Un trench beige, une allure d’acteur des années 60. La classe ( la pure)  s’était invitée dans mon quartier.
Si j’avais pu stopper la voiture, arrêter le temps, descendre, courir. Dire bonjour monsieur, puis-je vous prendre en photo, pour montrer à Alger qu’elle garde des gens magnifiques en elle?
Si j’avais pu……………. Non non, soyons sages. Oublions la pop.
Vers midi,  j’appelle ma soeur pour lui dire  » T’as vu le mec devant le commissariat?? ».
Non, parce que dans mon esprit, une merveille ne peut être que sculpturale.
Non, Mina, non…….. T’as bu?

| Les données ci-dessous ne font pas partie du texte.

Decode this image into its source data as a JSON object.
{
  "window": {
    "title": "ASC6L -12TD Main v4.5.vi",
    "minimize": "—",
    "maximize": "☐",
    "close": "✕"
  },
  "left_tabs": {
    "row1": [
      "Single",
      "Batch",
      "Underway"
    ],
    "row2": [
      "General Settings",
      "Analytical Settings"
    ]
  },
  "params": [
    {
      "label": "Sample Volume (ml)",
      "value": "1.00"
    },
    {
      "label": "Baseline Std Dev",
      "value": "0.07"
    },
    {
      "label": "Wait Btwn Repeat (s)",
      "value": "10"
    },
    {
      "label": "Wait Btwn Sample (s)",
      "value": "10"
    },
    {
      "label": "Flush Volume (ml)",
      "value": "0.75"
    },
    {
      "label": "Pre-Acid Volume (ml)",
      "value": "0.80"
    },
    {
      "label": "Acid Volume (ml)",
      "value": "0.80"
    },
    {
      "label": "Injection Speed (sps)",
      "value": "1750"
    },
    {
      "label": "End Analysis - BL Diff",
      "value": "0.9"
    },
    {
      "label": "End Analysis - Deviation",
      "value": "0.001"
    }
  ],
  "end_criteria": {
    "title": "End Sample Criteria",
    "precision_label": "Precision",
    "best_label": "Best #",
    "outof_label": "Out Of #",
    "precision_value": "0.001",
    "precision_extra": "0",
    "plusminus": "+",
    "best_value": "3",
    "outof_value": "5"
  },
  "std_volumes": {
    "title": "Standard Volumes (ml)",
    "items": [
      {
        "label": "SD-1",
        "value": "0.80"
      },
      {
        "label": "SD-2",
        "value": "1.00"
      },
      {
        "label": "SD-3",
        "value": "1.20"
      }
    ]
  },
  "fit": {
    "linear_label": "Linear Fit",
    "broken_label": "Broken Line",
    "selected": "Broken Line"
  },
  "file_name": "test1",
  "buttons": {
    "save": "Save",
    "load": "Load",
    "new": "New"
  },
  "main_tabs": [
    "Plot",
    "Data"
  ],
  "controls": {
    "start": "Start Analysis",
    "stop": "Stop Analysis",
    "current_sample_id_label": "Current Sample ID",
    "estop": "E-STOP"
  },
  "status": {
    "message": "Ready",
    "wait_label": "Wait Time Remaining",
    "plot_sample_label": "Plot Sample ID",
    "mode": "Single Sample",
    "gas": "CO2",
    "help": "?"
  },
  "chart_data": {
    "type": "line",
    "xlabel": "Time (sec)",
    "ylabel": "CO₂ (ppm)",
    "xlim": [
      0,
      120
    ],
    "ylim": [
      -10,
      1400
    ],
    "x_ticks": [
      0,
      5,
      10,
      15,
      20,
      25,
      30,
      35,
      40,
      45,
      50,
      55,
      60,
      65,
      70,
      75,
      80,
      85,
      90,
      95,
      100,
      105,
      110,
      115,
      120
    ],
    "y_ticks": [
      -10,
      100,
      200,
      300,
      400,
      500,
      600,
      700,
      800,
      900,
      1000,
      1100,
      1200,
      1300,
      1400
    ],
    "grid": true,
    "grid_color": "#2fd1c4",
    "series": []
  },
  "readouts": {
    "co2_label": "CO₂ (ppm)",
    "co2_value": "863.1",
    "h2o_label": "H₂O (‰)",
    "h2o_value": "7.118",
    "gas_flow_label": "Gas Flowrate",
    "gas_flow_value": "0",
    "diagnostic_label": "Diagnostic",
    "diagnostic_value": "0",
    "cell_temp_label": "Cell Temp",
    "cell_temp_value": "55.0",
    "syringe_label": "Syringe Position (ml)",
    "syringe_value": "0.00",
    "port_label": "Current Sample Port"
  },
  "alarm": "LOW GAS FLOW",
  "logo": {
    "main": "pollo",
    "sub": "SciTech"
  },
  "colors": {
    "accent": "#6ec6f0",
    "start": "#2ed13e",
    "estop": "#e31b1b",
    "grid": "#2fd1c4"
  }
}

Je sors à 7h et toi à 10h, comment veux tu qu’on croise les mêmes gens? 
Non, j’avais pas bu. Mais j’ai décidé d’y remédier, je kidnappe donc un ami à moi et on se traîne dans un resto en ville.

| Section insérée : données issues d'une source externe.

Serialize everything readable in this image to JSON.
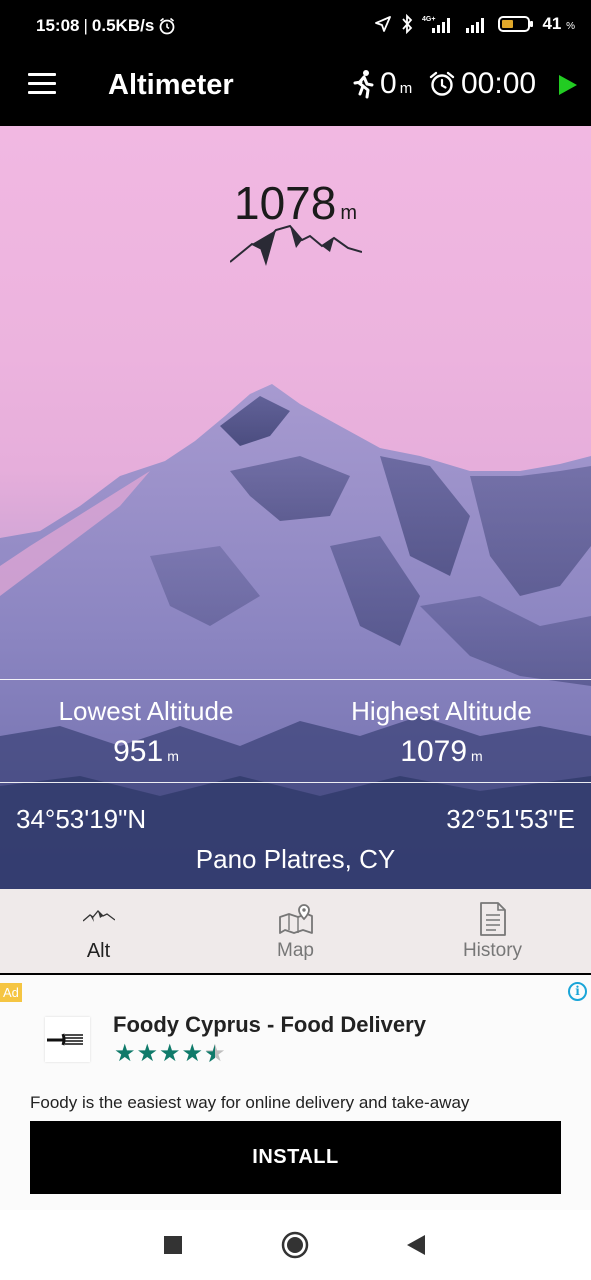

Ca faisait un moment qu’on avait pas marché dans les ruelles de Didouche, du coup on savait plus trop comment faire.
Le resto, tu sonnes, on t’ouvre, on te dévisage gentiment, on te fait entrer. Tu bois, tu manges, t’en reprends à boire. Tu ris.
Tu ris beaucoup.
Tu sors de là, la ville t’appartient. Mon pote, pour que je puisse rigoler encore beaucoup, draguait sauvagement les filles au passage. Et moi, j’essayais de marcher droite.
On rit beaucoup en ville.
Plus tard cette journée là, je rendais ma visite quotidienne au marchand de DVD.
No-life un jour, no-life toujours hein!
Sur place, j’ai réalisé que j’étais sans le sou. J’avais pas ma tête.
Je baragouine ça timidement au vendeur. Il me répond que pffff c’est pas grave du tout, que je suis folle de m’excuser, que je peux en prendre autant que je veux des dvd.

Il me propose même de me donner de l’argent, histoire que je reste pas bloquée.
 C’est quoi ce geste, qu’ailleurs on verrait même  pas en film. Le dépannage, made in algeria.
En sortant, j’avais envie de le dire à tout le monde.
 Ok c’est pas exceptionnel dans nos pays, mais ça reste génial.
La classe, pure et transparente, c’est aussi beaucoup ça.
J’avais envie de crier à Alger qu’elle regorgait  d’une générosité d’une allure folle.  Que même si c’est l’automne en Algérie, y aura toujours quelqu’un ou quelque chose pour mettre un peu de pop dans votre air!